In the diagram below, notice how the reduction in power of this lady’s three defense parts is reflected in these parts becoming smaller in size. As a result of these defenses diminishing in power the unexpressed sadness of her loss now has more room to move, to express, and to therefore release. (Read More: Another Example of Mapping Defenses and Emotions.)
Only the defenses restrict the emotional expression. When the defenses become less effective sadness has more room for expression. This expression will begin leaking out. Not as a result of the strain of emotional congestion, but because of greater space due to the reduction of the strength of the defense.
This is direct and natural leakage of emotional expression!
In my conversation with the lady my questions gently challenged her defenses. When she authentically overrode her defenses her sadness had more space for expression.
My lady-in-mourning client arrived at a significant realization and breakthrough within the first few moments of a session. While it is common in an ARC session to witness change in relatively short spaces of time, it is just as common to witness gradual change, as a result of one defense being weakened then another one moving in to replace it…then another replacing the next weakened one…and so on. As each defense part weakens, the defense parts remaining have to work harder to fill the gaps.
Imagine a company which employs twenty people. One year the company has a bad year and needs to lay off five employers. Production and resultant profits for that year decline. The remaining fifteen employees have to take up the slack and work harder. This is fine for a while, since all fifteen are just grateful that they still have a job. The employees work harder to improve production and the profitability of the company, but in time, they become tired and with the fatigue they become less efficient. The company starts to experience intolerance and dissatisfaction in the work place: the workers argue among themselves more, some voice dissatisfaction with the management who are admittedly making some improper decisions because they too are putting in extra hours and are exhausted. Production eventually starts to diminish again.

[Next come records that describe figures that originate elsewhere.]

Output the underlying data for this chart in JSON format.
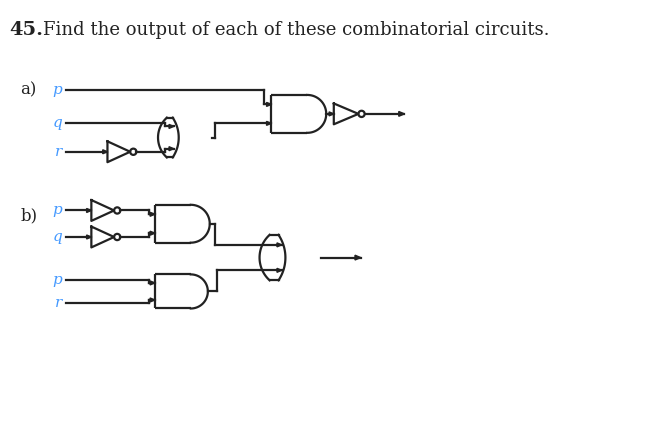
{
  "title_num": "45.",
  "title_text": "Find the output of each of these combinatorial circuits.",
  "label_color": "#4499ff",
  "line_color": "#222222",
  "bg_color": "#ffffff",
  "fig_width": 6.58,
  "fig_height": 4.38,
  "dpi": 100,
  "a_label": "a)",
  "b_label": "b)",
  "inputs_a": [
    "p",
    "q",
    "r"
  ],
  "inputs_b": [
    "p",
    "q",
    "p",
    "r"
  ]
}
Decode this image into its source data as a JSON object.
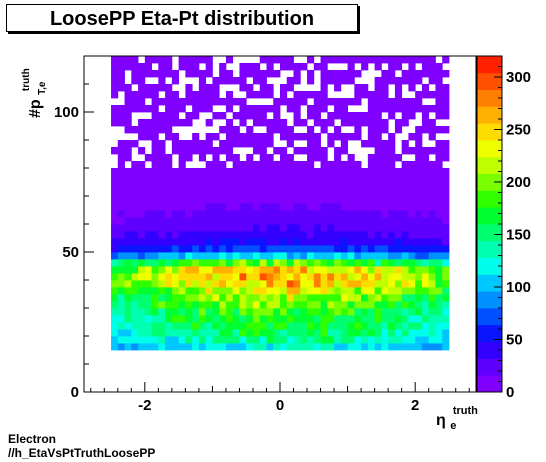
{
  "title": "LoosePP Eta-Pt distribution",
  "footer": {
    "line1": "Electron",
    "line2": "//h_EtaVsPtTruthLoosePP"
  },
  "chart_data": {
    "type": "heatmap",
    "title": "LoosePP Eta-Pt distribution",
    "xlabel": {
      "base": "η",
      "sup": "truth",
      "sub": "e"
    },
    "ylabel": {
      "base": "#p",
      "sup": "truth",
      "sub": "T,e"
    },
    "xlim": [
      -2.9,
      2.9
    ],
    "ylim": [
      0,
      120
    ],
    "zlim": [
      0,
      320
    ],
    "x_ticks": [
      -2,
      0,
      2
    ],
    "y_ticks": [
      0,
      50,
      100
    ],
    "z_ticks": [
      0,
      50,
      100,
      150,
      200,
      250,
      300
    ],
    "x_bins": {
      "min": -2.5,
      "max": 2.5,
      "count": 50
    },
    "y_bins": {
      "min": 15,
      "max": 120,
      "count": 42,
      "width": 2.5
    },
    "y_profile": [
      {
        "y": 16.25,
        "value": 125
      },
      {
        "y": 18.75,
        "value": 145
      },
      {
        "y": 21.25,
        "value": 160
      },
      {
        "y": 23.75,
        "value": 170
      },
      {
        "y": 26.25,
        "value": 180
      },
      {
        "y": 28.75,
        "value": 185
      },
      {
        "y": 31.25,
        "value": 200
      },
      {
        "y": 33.75,
        "value": 215
      },
      {
        "y": 36.25,
        "value": 235
      },
      {
        "y": 38.75,
        "value": 255
      },
      {
        "y": 41.25,
        "value": 265
      },
      {
        "y": 43.75,
        "value": 250
      },
      {
        "y": 46.25,
        "value": 185
      },
      {
        "y": 48.75,
        "value": 110
      },
      {
        "y": 51.25,
        "value": 70
      },
      {
        "y": 53.75,
        "value": 50
      },
      {
        "y": 56.25,
        "value": 38
      },
      {
        "y": 58.75,
        "value": 30
      },
      {
        "y": 61.25,
        "value": 24
      },
      {
        "y": 63.75,
        "value": 20
      },
      {
        "y": 66.25,
        "value": 16
      },
      {
        "y": 68.75,
        "value": 13
      },
      {
        "y": 71.25,
        "value": 11
      },
      {
        "y": 73.75,
        "value": 9
      },
      {
        "y": 76.25,
        "value": 8
      },
      {
        "y": 78.75,
        "value": 7
      },
      {
        "y": 81.25,
        "value": 6
      },
      {
        "y": 83.75,
        "value": 5
      },
      {
        "y": 86.25,
        "value": 5
      },
      {
        "y": 88.75,
        "value": 4
      },
      {
        "y": 91.25,
        "value": 4
      },
      {
        "y": 93.75,
        "value": 3
      },
      {
        "y": 96.25,
        "value": 3
      },
      {
        "y": 98.75,
        "value": 3
      },
      {
        "y": 101.25,
        "value": 2
      },
      {
        "y": 103.75,
        "value": 2
      },
      {
        "y": 106.25,
        "value": 2
      },
      {
        "y": 108.75,
        "value": 2
      },
      {
        "y": 111.25,
        "value": 2
      },
      {
        "y": 113.75,
        "value": 1
      },
      {
        "y": 116.25,
        "value": 1
      },
      {
        "y": 118.75,
        "value": 1
      }
    ],
    "eta_modulation": {
      "center_value": 1.0,
      "edge_value": 0.72
    },
    "grid": false,
    "colors": {
      "frame": "#000000",
      "background": "#ffffff",
      "palette": "rainbow-violet-to-red"
    }
  }
}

It is the same within the emotional system. When a defense part loses power it puts strain on the remaining parts within the defense system to take up the slack.
In the session, the lady-in-mourning named three of her defenses in succession, shedding light upon them and thus by virtue of becoming more conscious of them weakened their hold. This weakness caused her defense system to lose some of its strength and efficiency, which in turn gave the room for the expression of sadness.